AgFin Australia

Commodities show mixed performance amid China’s economic efforts

Oil had a better week, iron ore bounced, copper rose, and coal eased as commodities steadied on hopes that China’s attempts to stop the economic rot would work.

Oil’s gains, however, came from the continuing tensions in the Middle East, especially the Red Sea.

Singapore iron ore futures saw a solid rise in the price of 62% Fe fines over the week. Friday’s close of $US135.60 a tonne was $US5.70 a tonne above the previous Friday figure of $US129.90.

China’s attempts to stabilize wobbling markets and promise troubled property companies bank loans and other help encouraged traders after the price had fallen from $US142.66 a tonne earlier in the month.

Copper prices jumped to $US3.85 a pound on Comex, up 1.7% for the week, but touched $US3.88 a pound earlier in the week due to China’s property help and reserve ratio cut for banks.

Gold ended at $US2,018.20 an ounce on Comex in after-hours trading, up 0.7% for the week.

The front month settled at $US2,017.30, while the Aussie dollar price ended at $US3,070.25 an ounce, according to the World Gold Council.

US bond yields eased a touch as well; the 10-year T bond ended at 4.14%, down just over a point for the week, while the two-year bond yield ended at 4.33%, down 4 points.

Weaker bond yields and the US dollar tend to help commodity prices.

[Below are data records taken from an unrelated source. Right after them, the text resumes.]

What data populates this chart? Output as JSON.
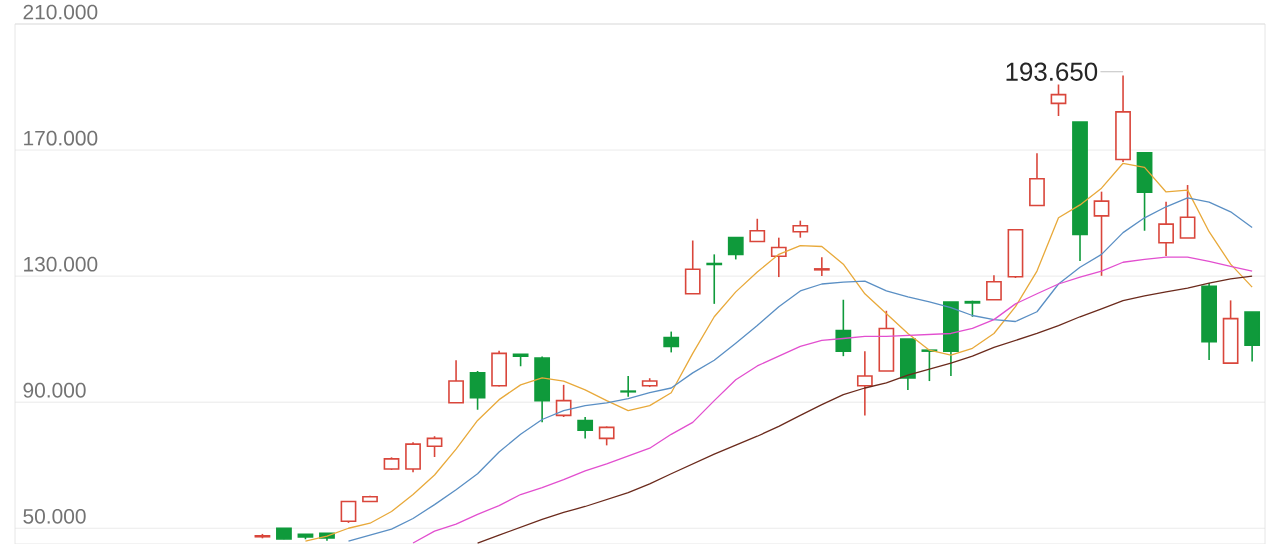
{
  "chart_data": {
    "type": "candlestick",
    "categories": [
      null,
      null,
      null,
      null,
      null,
      null,
      null,
      null,
      null,
      null,
      null,
      null,
      null,
      null,
      null,
      null,
      null,
      null,
      null,
      null,
      null,
      null,
      null,
      null,
      null,
      null,
      null,
      null,
      null,
      null,
      null,
      null,
      null,
      null,
      null,
      null,
      null,
      null,
      null,
      null,
      null,
      null,
      null,
      null,
      null,
      null,
      null,
      null,
      null,
      null,
      null,
      null,
      null,
      null,
      null,
      null,
      null,
      null
    ],
    "ohlc": [
      null,
      null,
      null,
      null,
      null,
      null,
      null,
      null,
      null,
      null,
      null,
      [
        47.3,
        48.2,
        46.8,
        47.6
      ],
      [
        50,
        50,
        46.5,
        46.6
      ],
      [
        48.1,
        48.1,
        46.5,
        47.2
      ],
      [
        48.4,
        48.4,
        46,
        46.9
      ],
      [
        52.2,
        58.5,
        51.7,
        58.5
      ],
      [
        58.5,
        60.3,
        58.3,
        60
      ],
      [
        68.8,
        72.5,
        68.5,
        72
      ],
      [
        68.8,
        77.3,
        67.8,
        76.7
      ],
      [
        76,
        79.2,
        72.6,
        78.5
      ],
      [
        89.8,
        103.3,
        89.8,
        96.7
      ],
      [
        99.3,
        99.9,
        87.6,
        91.4
      ],
      [
        95.2,
        106.3,
        95,
        105.5
      ],
      [
        105.2,
        105.2,
        101.4,
        104.6
      ],
      [
        104,
        104.5,
        83.6,
        90.5
      ],
      [
        85.8,
        95.5,
        85.3,
        90.5
      ],
      [
        84.2,
        85.3,
        78.5,
        81.1
      ],
      [
        78.5,
        82.3,
        76.3,
        82
      ],
      [
        93.5,
        98.3,
        91.7,
        93.3
      ],
      [
        95.2,
        97.6,
        94.8,
        96.7
      ],
      [
        110.5,
        112.4,
        105.8,
        107.7
      ],
      [
        124.4,
        141.3,
        124.4,
        132.2
      ],
      [
        134,
        136.9,
        121.2,
        133.7
      ],
      [
        142.2,
        142.2,
        135.3,
        136.9
      ],
      [
        141,
        148.2,
        141,
        144.4
      ],
      [
        136.3,
        142.2,
        129.7,
        139.1
      ],
      [
        144.1,
        147.6,
        142.2,
        146
      ],
      [
        132,
        136,
        130,
        132.3
      ],
      [
        112.7,
        122.5,
        104.6,
        106.2
      ],
      [
        95.2,
        106.2,
        85.8,
        98.3
      ],
      [
        99.9,
        119,
        99.9,
        113.4
      ],
      [
        110,
        110,
        93.9,
        97.7
      ],
      [
        106.5,
        106.5,
        96.7,
        106.2
      ],
      [
        121.8,
        121.8,
        98.3,
        106.2
      ],
      [
        121.9,
        122.2,
        117.1,
        121.5
      ],
      [
        122.5,
        130.3,
        122.5,
        128.2
      ],
      [
        129.8,
        144.7,
        129.4,
        144.7
      ],
      [
        152.4,
        169,
        152.3,
        160.9
      ],
      [
        184.8,
        190.8,
        180.8,
        187.6
      ],
      [
        178.9,
        178.9,
        134.8,
        143.2
      ],
      [
        149.1,
        156.8,
        130.1,
        153.8
      ],
      [
        167,
        193.65,
        166.2,
        182.1
      ],
      [
        169.1,
        169.1,
        144.4,
        156.6
      ],
      [
        140.6,
        153.6,
        136.4,
        146.5
      ],
      [
        142.1,
        158.9,
        142.1,
        148.7
      ],
      [
        126.8,
        127.8,
        103.4,
        109.2
      ],
      [
        102.4,
        122.3,
        102.4,
        116.5
      ],
      [
        118.6,
        118.6,
        102.9,
        108.1
      ]
    ],
    "colors": [
      null,
      null,
      null,
      null,
      null,
      null,
      null,
      null,
      null,
      null,
      null,
      "#d9463b",
      "#0f9a3b",
      "#0f9a3b",
      "#0f9a3b",
      "#d9463b",
      "#d9463b",
      "#d9463b",
      "#d9463b",
      "#d9463b",
      "#d9463b",
      "#0f9a3b",
      "#d9463b",
      "#0f9a3b",
      "#0f9a3b",
      "#d9463b",
      "#0f9a3b",
      "#d9463b",
      "#0f9a3b",
      "#d9463b",
      "#0f9a3b",
      "#d9463b",
      "#0f9a3b",
      "#0f9a3b",
      "#d9463b",
      "#d9463b",
      "#d9463b",
      "#d9463b",
      "#0f9a3b",
      "#d9463b",
      "#d9463b",
      "#0f9a3b",
      "#0f9a3b",
      "#0f9a3b",
      "#0f9a3b",
      "#d9463b",
      "#d9463b",
      "#d9463b",
      "#d9463b",
      "#0f9a3b",
      "#d9463b",
      "#d9463b",
      "#0f9a3b",
      "#d9463b",
      "#d9463b",
      "#0f9a3b",
      "#d9463b",
      "#0f9a3b"
    ],
    "series": [
      {
        "type": "line",
        "color": "#e8a93a",
        "values": [
          null,
          null,
          null,
          null,
          null,
          null,
          null,
          null,
          null,
          null,
          null,
          null,
          null,
          45.9,
          47.5,
          50,
          51.6,
          55.3,
          60.7,
          66.9,
          75.1,
          84.2,
          90.8,
          95.5,
          97.7,
          96.7,
          93.9,
          90.5,
          87.3,
          88.9,
          93,
          105.5,
          117.1,
          125,
          131.3,
          136.9,
          139.7,
          139.4,
          133.8,
          124.4,
          118.1,
          111.8,
          106.5,
          104.9,
          107.1,
          111.8,
          120.3,
          131.6,
          148.5,
          152.6,
          157.9,
          165.8,
          164.5,
          156.7,
          157.3,
          144.1,
          133.8,
          126.5
        ]
      },
      {
        "type": "line",
        "color": "#5a8fc4",
        "values": [
          null,
          null,
          null,
          null,
          null,
          null,
          null,
          null,
          null,
          null,
          null,
          null,
          null,
          null,
          null,
          45.9,
          47.8,
          49.7,
          53.1,
          57.5,
          62.2,
          67.3,
          74.2,
          79.8,
          84.5,
          87.3,
          88.9,
          89.8,
          91.1,
          93,
          94.5,
          99.3,
          103.3,
          108.7,
          114.3,
          120.3,
          125.3,
          127.5,
          128.1,
          128.4,
          125.3,
          123.4,
          121.8,
          120,
          117.5,
          116.2,
          115.6,
          118.7,
          127.5,
          132.8,
          136.9,
          143.8,
          148.5,
          152,
          154.8,
          153.5,
          150.4,
          145.4
        ]
      },
      {
        "type": "line",
        "color": "#e24fcf",
        "values": [
          null,
          null,
          null,
          null,
          null,
          null,
          null,
          null,
          null,
          null,
          null,
          null,
          null,
          null,
          null,
          null,
          null,
          null,
          45.3,
          49.1,
          51.3,
          54.4,
          57.2,
          60.7,
          62.9,
          65.4,
          68.2,
          70.4,
          72.9,
          75.4,
          79.8,
          83.6,
          90.5,
          97.1,
          101.5,
          104.6,
          107.7,
          109.6,
          110.2,
          110.9,
          110.9,
          111.2,
          111.5,
          111.8,
          113.4,
          116.2,
          121.2,
          124.4,
          127.5,
          129.7,
          131.6,
          134.4,
          135.3,
          136,
          136,
          134.7,
          133.1,
          131.6
        ]
      },
      {
        "type": "line",
        "color": "#6b2a1c",
        "values": [
          null,
          null,
          null,
          null,
          null,
          null,
          null,
          null,
          null,
          null,
          null,
          null,
          null,
          null,
          null,
          null,
          null,
          null,
          null,
          null,
          null,
          45.3,
          47.8,
          50.3,
          52.8,
          55,
          56.9,
          59.1,
          61.3,
          64.1,
          67.3,
          70.4,
          73.5,
          76.4,
          79.2,
          82.3,
          85.8,
          89.2,
          92.4,
          94.5,
          96.1,
          98.6,
          100.5,
          102.4,
          104.6,
          107.4,
          109.6,
          111.8,
          114.3,
          117.1,
          119.6,
          122.2,
          123.7,
          125,
          126.2,
          127.8,
          129.1,
          130
        ]
      }
    ],
    "ylim": [
      45,
      210
    ],
    "yticks": [
      {
        "value": 50,
        "label": "50.000"
      },
      {
        "value": 90,
        "label": "90.000"
      },
      {
        "value": 130,
        "label": "130.000"
      },
      {
        "value": 170,
        "label": "170.000"
      },
      {
        "value": 210,
        "label": "210.000"
      }
    ],
    "grid": "y",
    "tick_labels": "y",
    "annotations": [
      "193.650"
    ]
  }
}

The US dollar added 0.2% for the week against major currencies, while the Aussie ended at 65.75, down 0.3%.

US West Texas oil futures rose 6.5% over the week to $US78.01 a barrel as the continued escalation of tensions in the Middle East and production problems in the US (from winter storms and freezing weather) drove the price to its biggest gain for months.

Brent crude was up 5.6% over the week at $US83.02 a barrel.

Strong US growth and weak inflation reports also helped oil pick up some ground.

For the week, US natural gas futures rose 7.7%, thanks to another week of winter storms throughout much of the US, but in Europe, gas prices fell again.

The number of oil rigs operating in the US rose by two last week, according to data from energy services company Baker Hughes. The count for oil increased to 499 from 497, while the number for gas dipped by one to 119. Miscellaneous rigs remained unchanged at three.

A year earlier, the US had 609 oil rigs, 160 gas rigs, and two miscellaneous rigs in operation, as shown by the company’s data. Overall, there were 621 rigs operating in the US this week, down from 771 a year earlier.

Meanwhile, the Biden administration revealed a pause on approving new LNG projects in the US, but any impact will be longer-term. This pause will have no immediate effect on US gas supplies to Europe or Asia, as America became the world’s biggest LNG shipper in 2023.

Currently, seven LNG terminals are operating in the US, mostly in Louisiana and Texas, with up to five more expected to come online in the next few years. Biden’s move will not affect those projects but could delay a dozen or more LNG projects that are pending or in various stages of planning. This could end up being a good thing, as there have been growing fears that too many plants will be chasing supplies from a domestic market that has cut back on exploration.